Da sempre era il GIORNO DI MERCATO quello ideale in cui accanto ai commercianti si spostava - con altri "nuovi" personaggi di cui meglio si parla qui di seguito - quella variegata umanità di cui sopra si è detto (ed alla quale sempre si mescolava nella varia forma di quanti lo praticavano ma soprattutto lo sfruttavano il triste "giuoco" del sesso a pagamento esercitato da meretrici e prostitute già schiave ma, anche con il Cristianesimo, schiavizzate di fatto da Lenoni fattisi loro padroni e sfruttatori) = a riguardo di tale momento di pubblico fermento, di festa, affari ma anche gozzoviglie ed imbrogli in epoca romana si parlava di NUNDINAE e così si indicava il GIORNO DI MERCATO che cadeva ogni 9 giorni (computando quello di partenza e quello d'arrivo, di maniera che di fatto tra 2 NUNDINAE intercorreva un periodo di 7 giorni, tanto che si evolse il concetto di MERCATO SETTIMANALE come tempo, luogo e affari, in cui i contadini si recavano nelle città, vendevano e comperavano ed altresì si informavano della vita pubblica: secondo la tradizione di Roma, per esempio, un progetto di legge (lex) doveva restare esposto in pubblico per 3 mercati e 17 giorni.
La gestione delle NUNDINAE ebbe tale importanza in tutto il mondo romano che venne più volte regolamentato e fu spesso soggetto all'attenzione della giurisprudenza civile: vedi ad esempio TITOLO 11 del LIBRO L del DIGESTO GIUSTINIANEO.

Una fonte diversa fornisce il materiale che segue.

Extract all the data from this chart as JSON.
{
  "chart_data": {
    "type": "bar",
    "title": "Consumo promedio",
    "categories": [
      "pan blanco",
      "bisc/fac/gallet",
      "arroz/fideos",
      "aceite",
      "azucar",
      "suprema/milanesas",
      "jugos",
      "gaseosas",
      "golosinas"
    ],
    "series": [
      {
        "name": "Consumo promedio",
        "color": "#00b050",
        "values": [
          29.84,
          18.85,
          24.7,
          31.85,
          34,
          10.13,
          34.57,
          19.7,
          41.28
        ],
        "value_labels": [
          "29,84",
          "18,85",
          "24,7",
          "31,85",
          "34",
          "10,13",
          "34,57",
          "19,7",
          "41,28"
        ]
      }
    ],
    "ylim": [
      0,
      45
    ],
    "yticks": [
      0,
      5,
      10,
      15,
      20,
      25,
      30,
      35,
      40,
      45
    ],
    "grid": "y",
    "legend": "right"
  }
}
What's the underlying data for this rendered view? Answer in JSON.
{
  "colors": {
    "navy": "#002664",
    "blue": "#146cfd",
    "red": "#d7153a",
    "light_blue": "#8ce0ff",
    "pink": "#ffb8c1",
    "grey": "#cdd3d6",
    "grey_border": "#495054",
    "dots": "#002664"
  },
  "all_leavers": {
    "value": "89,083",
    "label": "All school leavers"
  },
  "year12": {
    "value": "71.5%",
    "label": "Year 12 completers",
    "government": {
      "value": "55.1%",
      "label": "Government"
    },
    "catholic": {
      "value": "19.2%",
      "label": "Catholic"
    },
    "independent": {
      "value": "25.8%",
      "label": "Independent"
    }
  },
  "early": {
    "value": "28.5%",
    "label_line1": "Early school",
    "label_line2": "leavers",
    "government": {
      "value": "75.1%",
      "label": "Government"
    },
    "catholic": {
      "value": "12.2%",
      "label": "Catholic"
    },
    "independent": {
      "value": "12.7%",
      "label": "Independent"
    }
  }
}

Caduto il mondo classico, dopo il buio medievale dell'epoca curtense e dell'economia chiusa, si riaffermarono le esigenze di commercio e si ebbero con i MERCATI le ancor più commerciali
FIERE.
Specie tra XV e XVIII secolo in ogni contrada, italiana come europea, specie laddove profilassero MERCATI e FIERE si aggregarono alla variegata complessità di circulatores (in senso proprio ciarlatani - ma anche in senso commerciale da intendere rivenditori ambulanti = tra cui eran tanti i venditori seri e onesti ma con cui si mescolavano anche veri e propri ciarlatani nel senso etimologico di "perpetratori di imbrogli e truffe" e del pari anche finti medici che vendevano ogni sorta di panacea e medicina straordinaria quanto inefficace) anche una sorta di personaggi prototipi dell'attività ludica e circense i così detti birbanti e, soprattutto, gli orsanti che tiravano a campare intrattenendo il pubblico con l'ostentazione di animali più o meno rari da vedere se non esotici.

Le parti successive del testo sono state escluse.